Incroyable. Aucun rapport. #InspirationPorn vous ne pouvez pas vous en empêcher.
— Elisa ROJAS (@elisarojasm) July 17, 2020
Les personnes handicapées ne sont pas là pour vous apprendre à mettre un masque, la vie ou quoi que ce soit d'autre.
Que les valides prennent leurs responsabilités dans cette épidémie. POINT. https://t.co/MjdQo4WVhq
Bob Gomis, fondateur de Beaview, le "magazine du handicap, indépendant et engagé"
, a également pointé du doigt ces "vidéos inspirantes" de Brut et Loopsider, qu'il présente comme des "pièges à clics" dans un tweet agacé. "C'est le bon filon pour booster les vidéos et faire du clic. Parce que les gens s'attendent à ça, à ce que je les remotive, à ce que les inspire [Bob Gomis est en situation de handicap]", souligne-t-il à ASI. C'est en partie pour cela qu'il a créé son propre média en janvier 2020, dont les contenus ne sont pas destinés à "redonner du baume au cœur aux personnes valides", mais plutôt à livrer "une réponse face à la vision validiste, souvent stéréotypée et mécanique de l'actualité autour du handicap", peut-on lire sur son site.
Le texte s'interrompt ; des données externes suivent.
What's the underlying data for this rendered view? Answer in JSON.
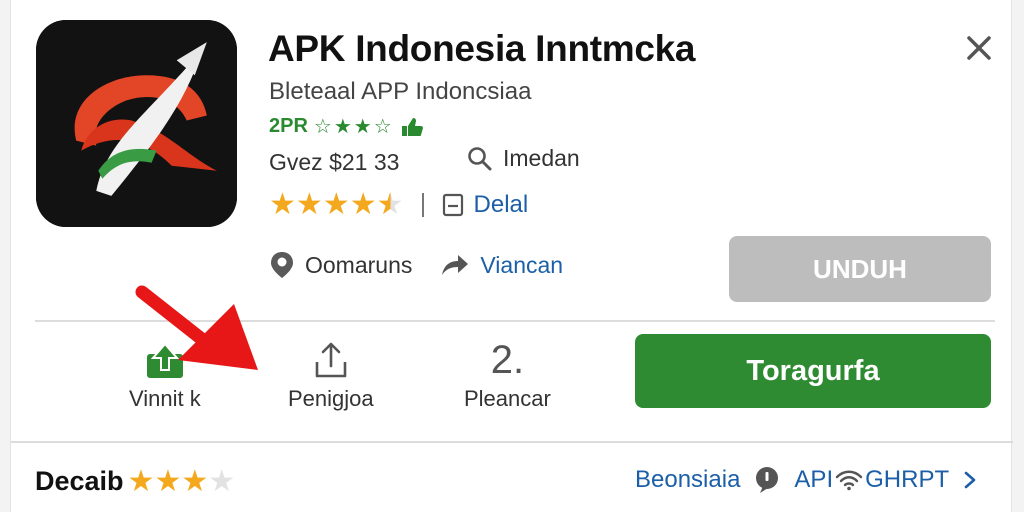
{
  "app": {
    "title": "APK Indonesia Inntmcka",
    "subtitle": "Bleteaal APP Indoncsiaa",
    "green_rating_text": "2PR",
    "green_rating_stars": 4,
    "size_text": "Gvez $21 33",
    "location_text": "Imedan",
    "rating_value": 4.5,
    "detail_link": "Delal",
    "compare_label": "Oomaruns",
    "share_label": "Viancan",
    "download_button": "UNDUH"
  },
  "actions": [
    {
      "label": "Vinnit k",
      "icon": "upload-box-icon"
    },
    {
      "label": "Penigjoa",
      "icon": "share-up-icon"
    },
    {
      "label": "Pleancar",
      "icon_text": "2."
    }
  ],
  "primary_button": "Toragurfa",
  "bottom": {
    "left_label": "Decaib",
    "left_stars": 3,
    "right_link": "Beonsiaia",
    "right_api": "API",
    "right_tail": "GHRPT"
  },
  "colors": {
    "accent_green": "#2e8b31",
    "link_blue": "#1c5fa8",
    "star_gold": "#f4a81d",
    "disabled_gray": "#bdbdbd",
    "annotation_red": "#e81717"
  }
}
Ni "miséreux" , ni "héros"
Pour Cécile Morin, ces visions, de "miséreux" ou de "héros" sont les deux versants du validisme. Selon les mots du CHLEE, le validisme est "la conviction de la part des personnes valides que leur absence d'handicap [...] leur confère une position plus enviable et même supérieure à celles des personnes handicapées". Ces vidéos, qui mettent en avant les "exploits" de cette minorité, infusent l'idée que "les personnes handicapées seraient résolument autres" et que leur espoir d'être considérées les conduirait à être une source d'inspiration pour les valides, explique Cécile Morin. La porte-parole du CLHEE souligne notamment que l'on retrouve dans ce type de vidéos l'expression "malgré son handicap". "Les personnes handicapées seraient dans une forme d'incomplétude, et il faudrait qu'elles compensent ce 'manque' en réalisant des actions exceptionnelles", analyse cette dernière.
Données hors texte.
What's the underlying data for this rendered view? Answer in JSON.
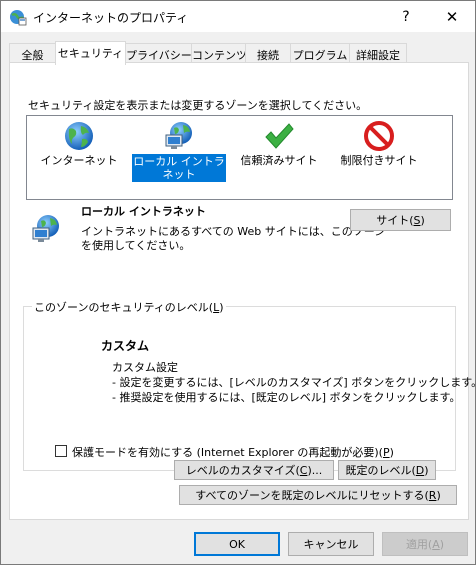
{
  "window": {
    "title": "インターネットのプロパティ",
    "help_glyph": "?",
    "close_glyph": "✕"
  },
  "tabs": [
    {
      "label": "全般",
      "active": false
    },
    {
      "label": "セキュリティ",
      "active": true
    },
    {
      "label": "プライバシー",
      "active": false
    },
    {
      "label": "コンテンツ",
      "active": false
    },
    {
      "label": "接続",
      "active": false
    },
    {
      "label": "プログラム",
      "active": false
    },
    {
      "label": "詳細設定",
      "active": false
    }
  ],
  "security": {
    "zone_prompt": "セキュリティ設定を表示または変更するゾーンを選択してください。",
    "zones": [
      {
        "label": "インターネット",
        "icon": "globe-icon"
      },
      {
        "label": "ローカル イントラネット",
        "icon": "intranet-icon",
        "selected": true
      },
      {
        "label": "信頼済みサイト",
        "icon": "checkmark-icon"
      },
      {
        "label": "制限付きサイト",
        "icon": "restricted-icon"
      }
    ],
    "selected_zone": {
      "title": "ローカル イントラネット",
      "description_line1": "イントラネットにあるすべての Web サイトには、このゾーン",
      "description_line2": "を使用してください。",
      "sites_button": "サイト(",
      "sites_key": "S",
      "sites_suffix": ")"
    },
    "level_group": {
      "title": "このゾーンのセキュリティのレベル(",
      "title_key": "L",
      "title_suffix": ")",
      "level_name": "カスタム",
      "level_subtitle": "カスタム設定",
      "bullet1": "- 設定を変更するには、[レベルのカスタマイズ] ボタンをクリックします。",
      "bullet2": "- 推奨設定を使用するには、[既定のレベル] ボタンをクリックします。"
    },
    "protected_mode": {
      "label": "保護モードを有効にする (Internet Explorer の再起動が必要)(",
      "key": "P",
      "suffix": ")",
      "checked": false
    },
    "customize_button": {
      "label": "レベルのカスタマイズ(",
      "key": "C",
      "suffix": ")..."
    },
    "default_level_button": {
      "label": "既定のレベル(",
      "key": "D",
      "suffix": ")"
    },
    "reset_all_button": {
      "label": "すべてのゾーンを既定のレベルにリセットする(",
      "key": "R",
      "suffix": ")"
    }
  },
  "footer": {
    "ok": "OK",
    "cancel": "キャンセル",
    "apply": "適用(",
    "apply_key": "A",
    "apply_suffix": ")"
  },
  "colors": {
    "accent": "#0078d7",
    "dialog_bg": "#f0f0f0",
    "restricted_red": "#d81e1e",
    "check_green": "#3cb043"
  }
}
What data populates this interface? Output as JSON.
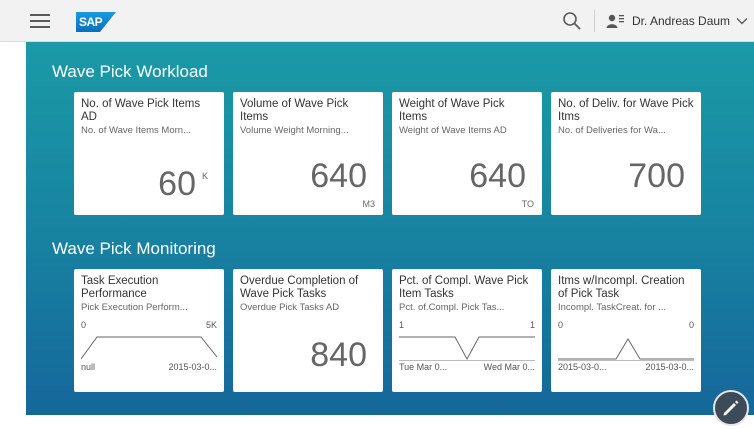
{
  "shell": {
    "logo_text": "SAP",
    "user_name": "Dr. Andreas Daum"
  },
  "sections": [
    {
      "title": "Wave Pick Workload"
    },
    {
      "title": "Wave Pick Monitoring"
    }
  ],
  "workload_tiles": [
    {
      "title": "No. of Wave Pick Items AD",
      "subtitle": "No. of Wave Items Morn...",
      "value": "60",
      "scale": "K",
      "unit": ""
    },
    {
      "title": "Volume of Wave Pick Items",
      "subtitle": "Volume Weight Morning...",
      "value": "640",
      "scale": "",
      "unit": "M3"
    },
    {
      "title": "Weight of Wave Pick Items",
      "subtitle": "Weight of Wave Items AD",
      "value": "640",
      "scale": "",
      "unit": "TO"
    },
    {
      "title": "No. of Deliv. for Wave Pick Itms",
      "subtitle": "No. of Deliveries for Wa...",
      "value": "700",
      "scale": "",
      "unit": ""
    }
  ],
  "monitoring_tiles": [
    {
      "title": "Task Execution Performance",
      "subtitle": "Pick Execution Perform...",
      "top_left": "0",
      "top_right": "5K",
      "bottom_left": "null",
      "bottom_right": "2015-03-0..."
    },
    {
      "title": "Overdue Completion of Wave Pick Tasks",
      "subtitle": "Overdue Pick Tasks AD",
      "value": "840"
    },
    {
      "title": "Pct. of Compl. Wave Pick Item Tasks",
      "subtitle": "Pct. of.Compl. Pick Tas...",
      "top_left": "1",
      "top_right": "1",
      "bottom_left": "Tue Mar 0...",
      "bottom_right": "Wed Mar 0..."
    },
    {
      "title": "Itms w/Incompl. Creation of Pick Task",
      "subtitle": "Incompl. TaskCreat. for ...",
      "top_left": "0",
      "top_right": "0",
      "bottom_left": "2015-03-0...",
      "bottom_right": "2015-03-0..."
    }
  ],
  "icons": {
    "menu": "hamburger-menu-icon",
    "search": "search-icon",
    "user": "user-icon",
    "chevron": "chevron-down-icon",
    "edit": "pencil-icon"
  },
  "colors": {
    "background_top": "#1a9aa6",
    "background_bottom": "#15679a",
    "tile_bg": "#ffffff",
    "brand": "#0a6fbe"
  }
}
"Une injonction à la performance"
En répandant ces figures de "modèles", et en "les figeant dans l'altérité", ces vidéos peuvent avoir des effets délétères sur les personnes en situation de handicap. "Elles intériorisent elles-mêmes ces stéréotypes, et donc leur illégitimité. L'obligation d'être exceptionnel, courageux, endurant, pèse alors sur elles", dénonce Cécile Morin. Le risque : se construire à partir de cette "injonction très forte", et non en fonction de ses propres désirs. "Si on voit soit des personnes handicapées malheureuses, soit des héros qui traversent la Manche à la nage, on se construit comment en fait ?", interroge, agacée, Cécile Morin.
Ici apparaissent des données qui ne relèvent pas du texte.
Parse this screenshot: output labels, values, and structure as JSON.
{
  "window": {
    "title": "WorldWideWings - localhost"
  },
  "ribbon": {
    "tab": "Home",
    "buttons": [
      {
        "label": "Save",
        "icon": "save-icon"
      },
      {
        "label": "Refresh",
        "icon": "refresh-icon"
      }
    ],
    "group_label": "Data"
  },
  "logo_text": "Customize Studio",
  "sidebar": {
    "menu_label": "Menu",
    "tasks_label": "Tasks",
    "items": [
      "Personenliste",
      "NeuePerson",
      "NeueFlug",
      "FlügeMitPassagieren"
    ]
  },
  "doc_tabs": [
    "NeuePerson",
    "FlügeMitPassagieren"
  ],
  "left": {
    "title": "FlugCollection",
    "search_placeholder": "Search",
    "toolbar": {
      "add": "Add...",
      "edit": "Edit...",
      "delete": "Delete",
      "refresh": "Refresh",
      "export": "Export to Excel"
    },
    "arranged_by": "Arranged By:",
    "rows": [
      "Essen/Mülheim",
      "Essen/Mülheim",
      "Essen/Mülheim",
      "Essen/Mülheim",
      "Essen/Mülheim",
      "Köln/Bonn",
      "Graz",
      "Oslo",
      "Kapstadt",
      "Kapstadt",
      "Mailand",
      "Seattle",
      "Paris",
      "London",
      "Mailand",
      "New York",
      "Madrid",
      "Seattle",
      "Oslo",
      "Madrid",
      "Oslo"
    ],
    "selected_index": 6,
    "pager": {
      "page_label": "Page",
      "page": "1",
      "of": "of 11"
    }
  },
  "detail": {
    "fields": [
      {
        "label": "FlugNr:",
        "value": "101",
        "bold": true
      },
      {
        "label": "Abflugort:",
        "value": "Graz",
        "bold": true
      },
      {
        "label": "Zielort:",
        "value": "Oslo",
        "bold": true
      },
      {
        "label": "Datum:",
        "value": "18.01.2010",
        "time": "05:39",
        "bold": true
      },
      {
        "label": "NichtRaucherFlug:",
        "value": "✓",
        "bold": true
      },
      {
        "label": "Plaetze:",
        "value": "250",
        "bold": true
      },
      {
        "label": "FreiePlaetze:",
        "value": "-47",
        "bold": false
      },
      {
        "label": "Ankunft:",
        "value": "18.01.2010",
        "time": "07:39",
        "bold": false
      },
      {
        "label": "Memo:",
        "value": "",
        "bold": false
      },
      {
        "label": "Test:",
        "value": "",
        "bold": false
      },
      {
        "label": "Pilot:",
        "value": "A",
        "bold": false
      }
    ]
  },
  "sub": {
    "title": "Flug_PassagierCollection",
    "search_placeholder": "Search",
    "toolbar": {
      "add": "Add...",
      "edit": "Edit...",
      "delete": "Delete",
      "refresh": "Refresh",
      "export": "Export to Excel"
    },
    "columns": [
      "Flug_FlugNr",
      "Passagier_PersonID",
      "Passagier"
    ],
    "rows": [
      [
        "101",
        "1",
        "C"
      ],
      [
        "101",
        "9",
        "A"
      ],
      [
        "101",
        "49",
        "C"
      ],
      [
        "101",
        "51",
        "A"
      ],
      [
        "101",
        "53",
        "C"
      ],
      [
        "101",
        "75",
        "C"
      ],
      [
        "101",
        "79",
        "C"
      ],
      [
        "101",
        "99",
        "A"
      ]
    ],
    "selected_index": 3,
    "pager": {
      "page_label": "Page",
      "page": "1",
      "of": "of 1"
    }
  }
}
Vincent a traversé la Vallée de la mort en fauteuil roulant - https://t.co/PtDPc8QKBnpic.twitter.com/67v9Tp6w4d
— Pause News (@pausefun) November 5, 2019
"VISIBILISER", mais à quel prix ?
Pourtant, la volonté de "changer le regard" sur le handicap ou de "bousculer les clichés"est souvent affichée comme la motivation première des personnes filmées, ou comme le but des vidéos en question. "L’enfer est souvent pavé de bonnes intentions", souligne Stéphane Amato auprès d'ASI.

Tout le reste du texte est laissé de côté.